One of the big differences between Lutherans and Episcopalians is the whole collar thing. In the Episcopal church, there are rules when someone can wear a collar. For Lutherans, there’s a sense of when a collar is appropriate but, really, if you’re in seminary and on an ordination track, you could wear one. I tend to wear one when I preach or when I visit someone in an official role. For Episcopalians, to wear a collar before you are ordained is just not done. It’s not like wearing white after Labor Day; it would be seen as assuming a role that the church has not given you yet. To do so is improper, ridiculous, threatening, and could get you in trouble.
But once a seminarian is ordained as a deacon (which, I think, is like a priest but with mojo), the rules are off. For some seniors, they are ordained a deacon a few months before they graduate. The idea is that they’ll be ordained a priest six months, or so, down the line. Seniors who are Deacons serve in the chapel in an official capacity (they get to assist at the table). It is not rare for me to see a bunch of seniors wearing their collars all around campus. They’re proud of where they are and I can’t hate on them for wearing it. But it seems that there is still a sense that some wear their collar a tad too much. There is a term on campus for when a seminarian seems to be stuck in their collar. They called it “pastor-bating.”
Yes, it’s crude, but I laughed the first time I heard it. And I usually chuckle when I hear it now. But it took me a day or two to realize that there are two insults buried in this one phrase. I think it’s obvious to get the masturbation reference but the other one is a tad hidden, even for Lutherans. The thing is, these folks aren’t being crudely identified only for their embracement of their status symbols. They’re also be degraded by being called a pastor. For a Lutheran, being a pastor is what we are; to call us otherwise would be weird. But a true Episcopalian M.Div. at GTS isn’t a pastor, they are on their way to be a priest. The word isn’t “priest-bating!” The individual is being degraded by being called a pastor first!
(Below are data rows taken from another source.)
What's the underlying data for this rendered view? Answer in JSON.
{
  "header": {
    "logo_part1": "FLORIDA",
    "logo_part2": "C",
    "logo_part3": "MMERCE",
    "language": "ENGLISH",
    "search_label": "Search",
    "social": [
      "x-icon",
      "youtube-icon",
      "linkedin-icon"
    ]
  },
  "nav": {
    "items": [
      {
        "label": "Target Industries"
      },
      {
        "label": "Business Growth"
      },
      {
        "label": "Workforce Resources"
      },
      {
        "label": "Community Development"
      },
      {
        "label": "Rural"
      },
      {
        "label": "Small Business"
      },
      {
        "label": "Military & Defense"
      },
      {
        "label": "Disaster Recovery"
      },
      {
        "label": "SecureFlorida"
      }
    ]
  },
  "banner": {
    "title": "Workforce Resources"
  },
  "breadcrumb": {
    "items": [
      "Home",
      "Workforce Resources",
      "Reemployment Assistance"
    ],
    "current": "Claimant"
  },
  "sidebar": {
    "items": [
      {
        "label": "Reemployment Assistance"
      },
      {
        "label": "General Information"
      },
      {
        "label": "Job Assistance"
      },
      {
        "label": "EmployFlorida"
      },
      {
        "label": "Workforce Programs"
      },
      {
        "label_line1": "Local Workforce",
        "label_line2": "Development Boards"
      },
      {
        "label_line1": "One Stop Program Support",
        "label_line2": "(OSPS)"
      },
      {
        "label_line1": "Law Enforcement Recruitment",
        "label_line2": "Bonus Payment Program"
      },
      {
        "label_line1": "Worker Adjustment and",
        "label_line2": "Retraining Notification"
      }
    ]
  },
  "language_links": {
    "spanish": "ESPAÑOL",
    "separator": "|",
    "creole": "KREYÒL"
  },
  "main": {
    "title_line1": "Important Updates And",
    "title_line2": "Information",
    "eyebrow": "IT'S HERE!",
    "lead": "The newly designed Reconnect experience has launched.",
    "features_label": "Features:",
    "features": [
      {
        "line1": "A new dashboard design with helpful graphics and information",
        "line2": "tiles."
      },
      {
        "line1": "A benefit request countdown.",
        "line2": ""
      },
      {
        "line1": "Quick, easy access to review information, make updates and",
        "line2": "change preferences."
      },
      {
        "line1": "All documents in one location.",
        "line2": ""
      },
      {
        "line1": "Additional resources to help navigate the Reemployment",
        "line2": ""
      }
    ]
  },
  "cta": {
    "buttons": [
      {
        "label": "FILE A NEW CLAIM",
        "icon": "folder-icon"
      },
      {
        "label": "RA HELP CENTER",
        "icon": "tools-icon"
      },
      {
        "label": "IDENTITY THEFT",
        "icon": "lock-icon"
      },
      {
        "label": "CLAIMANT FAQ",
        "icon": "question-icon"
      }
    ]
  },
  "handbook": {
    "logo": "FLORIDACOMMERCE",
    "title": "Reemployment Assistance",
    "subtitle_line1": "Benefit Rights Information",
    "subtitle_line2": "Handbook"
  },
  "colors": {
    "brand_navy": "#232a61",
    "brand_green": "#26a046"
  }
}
It’s a subtle twist and it shows the power of language. Unless I had thought about it, I would never have picked out the degrading reference to pastor in “pastor-bating. But it’s there and a sign of one of the inherent tensions between Lutherans and Episcopalians in the very language that we use to define ourselves. And even when we do call ourselves by the same term (i.e. Bishop), we still are talking about two different things. Even after the Call to Common Mission, the reality is that our relationship together is a strange one when you look at the nitty gritty. And even in our internal insults, it isn’t hard to see how the other is degraded when we degrade our colleagues. Whether that language will ever change, I don’t know. As long as we’re on this side of the eschaton, we’re going to be jerks to each other. But this has least strengthened my own recognition of the power of language even within the hierarchy of the church. How to fix it..well…I’m not sure yet. But if I figure it out, I’ll make sure to let you know.